Is my PhD experience normal?

D

Started writing, and did an extended proposal and lit review in a year. Have felt a little stressed, unaware of how to create collaborative relationships, not motivated about taking the research forward as the research questions do not emerge naturally. Have just written and presented a couple of posters.

Have 1 supervisor. Supervisor tried to influence angle of research heavily, in a direction which I did not feel that I'd signed up to. He changed second supervisor so that my PhD was no longer interdisciplinary. I kept working until one day I told him that I didn't want to take his angle; I cried and he got angry. I meet him weekly. He is very organised but he is very hard to relate to on a human level. He writes very, very abrupt emails and we hardly know one another. I am pretty scared of him, to be honest. Another student has him and feels similarly - she quakes and frets before meetings.

My own behaviour: I missed an important meeting once. I beat myself up about it but I just genuinely forgot and it slipped my mind because it didn't come up in my diary. Supervisor uses this against me, and says I am a bad student. I am genuinely trying very hard but I feel that nothing is good enough. I gave a presentation of research and deliberately simplified it for the audience, but got flagged as a "concern". Unfortunately got stressed and for a couple of months did less than 2-3 hours a day, because I was just sleeping all the time out of exhaustion. I am over that now, but my supervisor is more severe than ever when I told him.

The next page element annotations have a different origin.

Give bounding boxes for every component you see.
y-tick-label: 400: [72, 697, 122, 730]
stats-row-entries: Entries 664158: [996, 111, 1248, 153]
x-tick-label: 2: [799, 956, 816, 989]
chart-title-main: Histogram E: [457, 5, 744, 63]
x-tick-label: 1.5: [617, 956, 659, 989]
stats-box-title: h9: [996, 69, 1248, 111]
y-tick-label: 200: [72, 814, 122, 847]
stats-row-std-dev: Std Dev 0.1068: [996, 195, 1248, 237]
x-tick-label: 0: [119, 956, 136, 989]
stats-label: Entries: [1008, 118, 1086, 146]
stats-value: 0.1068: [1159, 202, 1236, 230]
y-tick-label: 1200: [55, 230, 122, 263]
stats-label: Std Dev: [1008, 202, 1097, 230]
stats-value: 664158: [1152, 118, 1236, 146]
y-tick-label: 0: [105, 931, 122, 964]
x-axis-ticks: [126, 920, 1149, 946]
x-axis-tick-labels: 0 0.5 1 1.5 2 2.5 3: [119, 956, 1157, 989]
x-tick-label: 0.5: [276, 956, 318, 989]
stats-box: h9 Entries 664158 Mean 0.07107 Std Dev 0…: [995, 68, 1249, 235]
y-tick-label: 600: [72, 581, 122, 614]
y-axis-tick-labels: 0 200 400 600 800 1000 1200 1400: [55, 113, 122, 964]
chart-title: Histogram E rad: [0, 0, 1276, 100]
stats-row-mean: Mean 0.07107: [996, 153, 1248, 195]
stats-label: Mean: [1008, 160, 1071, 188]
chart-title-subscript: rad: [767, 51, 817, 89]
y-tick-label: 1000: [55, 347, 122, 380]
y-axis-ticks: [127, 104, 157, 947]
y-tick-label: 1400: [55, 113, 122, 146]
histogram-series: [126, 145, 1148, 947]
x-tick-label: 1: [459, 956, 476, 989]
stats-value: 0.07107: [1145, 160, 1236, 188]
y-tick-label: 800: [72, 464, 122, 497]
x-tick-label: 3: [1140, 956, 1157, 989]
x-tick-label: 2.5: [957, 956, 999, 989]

Social: I have an office but the other students are not in often, so I have spent a year mostly working at a desk on my own. A few other students in the department, but doing technical subjects, in contrast to mine. Still have a friend network apart from PhD, as haven't really bonded with PhD students.

D

I should add, I am trying to find positive solutions. I am coming up to my annual review. I have booked an appointment with the university counselling service simply because I do not know who else to talk to and ask whether my PhD supervisor is too controlling. I would like to switch supervisors but I am afraid of it being used against me and that I may be failed or chucked off at the annual review venture. I don't know if I should say anything in my annual review. It feels like a work review, where you can't tell your boss that you find the job really tough.
My supervisor applied for the funding, so I do not know if it is possible. I find it hard to have agency in this environment, because I do not respond well to the "tough" bootcamp approach, and I don't know how to initiate industry partnerships and feel I have to ask his permission for everything. I also want a second supervisor who gets my research, possibly out of the environment. It would be so nice to hear a "yes, well done" at some stage.

D

I just wondered, is it normal to sit in front of a computer all year, typing and reading online papers? I have no idea if I am going about this the right way. It is rather isolating. Is a PhD just one of those tough things, like military bootcamp or being in domestic service, or am I having an odd experience of it? My supervisor says I am rubbish, but I just sit here working all year. Am I doing something wrong? Am I supposed to write papers for conferences or ask to teach or something? I have decided just to imagine I am some kind of indentured person with no rights and then focus on the things I can change (asking for the second supervisor I want, tell him what conferences I want to present at). Or is it the case that most PhD students don't do so well, don't complete on time, but it just doesn't bother them?

S

It does depend slightly on which field your PhD is in, but no, this does not seem a normal way of doing a PhD. Obviously, there will be times when all you do is read and type, but this should be interspersed with other activities which are contributing to your skillset. These activities include presenting your work at conferences, attending workshops/training (either at your uni or sometimes externally), and teaching.

Just to give you a flavour of what you could be doing, I did the following during my time as a PhD student:
Year 1: multiple training courses at the uni, presented a poster at an internal uni mini-conference
Year 2: attended a UK conference to present a poster, gave a talk at another, presented my work multiple times within the department and for my industrial sponsor, 8-10 hr per week teaching
Year 3: attended a week-long training course in the US, presented at a UK conference, presented at a conference in Greece, presented multiple times internally/for my sponsor, approx 8 hr per week teaching

Of course, you have to work hard at doing a PhD and a hell of a lot of it is just solid hard work with no respite (a bit like the domestic service you mention!). However, other parts of it should be enjoyable, giving you the opportunity to put your work out there and get feedback from experts in your field, as well as learning new skills (presenting, teaching etc.) I wonder if there is someone other than your supervisor you could talk to, perhaps someone not attached to your project - at my uni we were assigned an advisor, who was an academic in another department who I could go to with any issues without fear of them telling my supervisor. Do you have anyone like this you can go to? I really think something will need to change, as the way you are working doesn't sound sustainable to me. Hopefully others will be along soon with some advice on how to deal with your supervisor.